Robert B. Parker turns to baseball in his big-league novel "Double Play," in which a tough-guy-with-a-heart-of-gold winds up as the bodyguard to Jackie Robinson in 1947 -- even while the bodyguard is falling hard for dangerous dame. And Lee Child, a thriller writer you should know about if you don't already, takes his hardboiled hero Jack Reacher back to 1990 with "The Enemy." Reacher's the kind of guy whose idea of conversation is "You. Out." This is a page-turner about how he got that way.

Nobody would mistake Hugh Hefner for a tough guy; tough guys don't spend the whole day in pajamas. But if you don't think getting through a wedding ceremony in which the bride is called Playmate for a Lifetime, you don't know what tough means. "Hef's Little Black Book" purports to be filled with Hef's secrets, even if it mostly tells you what his favorite make-out songs are and what's in his refrigerator. For anyone who wonders how the self-promoting King of the Bunny Hutch keeps his edge, he'll tell you: It's not the Pepsi, it's the Viagra.

At least Hef has a track record. You can't say the same for Helen Fielding, the author of "Bridget Jones's Diary," whose latest foray into women's fiction makes her look more and more like a one-hit wonder. In "Olivia Joules and the Overactive Imagination," she manages to violate one of the most basic rules of chick-lit escapism.

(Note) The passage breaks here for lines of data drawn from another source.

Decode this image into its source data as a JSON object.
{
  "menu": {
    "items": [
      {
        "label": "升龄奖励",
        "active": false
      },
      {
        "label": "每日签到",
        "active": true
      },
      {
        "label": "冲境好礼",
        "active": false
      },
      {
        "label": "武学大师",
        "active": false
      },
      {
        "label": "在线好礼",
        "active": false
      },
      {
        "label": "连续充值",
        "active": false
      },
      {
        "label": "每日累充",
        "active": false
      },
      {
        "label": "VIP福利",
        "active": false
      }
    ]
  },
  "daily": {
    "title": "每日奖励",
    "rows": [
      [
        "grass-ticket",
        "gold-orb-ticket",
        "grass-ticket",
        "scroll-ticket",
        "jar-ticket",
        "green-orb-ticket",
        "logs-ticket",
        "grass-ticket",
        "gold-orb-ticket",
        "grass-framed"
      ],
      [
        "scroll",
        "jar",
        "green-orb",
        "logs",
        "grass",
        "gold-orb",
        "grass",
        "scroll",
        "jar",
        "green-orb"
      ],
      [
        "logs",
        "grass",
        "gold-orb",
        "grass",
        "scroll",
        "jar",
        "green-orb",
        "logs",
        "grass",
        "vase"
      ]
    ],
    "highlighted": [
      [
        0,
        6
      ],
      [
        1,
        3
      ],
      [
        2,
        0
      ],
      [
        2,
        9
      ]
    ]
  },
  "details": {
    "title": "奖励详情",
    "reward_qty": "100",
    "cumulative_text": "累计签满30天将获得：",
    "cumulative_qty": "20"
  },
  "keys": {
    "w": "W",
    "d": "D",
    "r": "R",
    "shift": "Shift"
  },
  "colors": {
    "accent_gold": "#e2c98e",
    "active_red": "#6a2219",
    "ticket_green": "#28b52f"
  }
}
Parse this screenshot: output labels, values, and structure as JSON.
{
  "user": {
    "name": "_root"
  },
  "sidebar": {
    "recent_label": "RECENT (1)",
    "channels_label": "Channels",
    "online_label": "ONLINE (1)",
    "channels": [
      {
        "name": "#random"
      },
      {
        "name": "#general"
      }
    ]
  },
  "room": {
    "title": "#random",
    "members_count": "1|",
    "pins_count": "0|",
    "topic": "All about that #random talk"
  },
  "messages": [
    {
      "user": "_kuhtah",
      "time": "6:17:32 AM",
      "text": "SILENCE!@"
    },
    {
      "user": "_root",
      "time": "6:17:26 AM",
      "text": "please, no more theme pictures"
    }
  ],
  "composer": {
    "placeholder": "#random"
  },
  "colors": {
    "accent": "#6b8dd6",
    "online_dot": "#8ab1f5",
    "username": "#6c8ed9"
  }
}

A light-hearted romantic comedy shouldn't involve a guy who looks like Osama Bin Laden.

Here's a much better bet in the post-Bridget Jones department: Sarah Dunn's ingratiating, beach-perfect first novel, "The Big Love." And if you'd like summer reading with a real edge, Hari Kunzru is an acerbic social satirist worth mentioning in the same breath with Martin Amis and Zadie Smith. His second novel, "Transmission," shows that even a computer virus can make for a fizzy comedy of manners and a great vacation read.

So, never jump to conclusions about what makes good material for feel-good summer reading. It might be chick-lit about the dating game. And, it might be the indecipherable symbolic dream stories you find in there.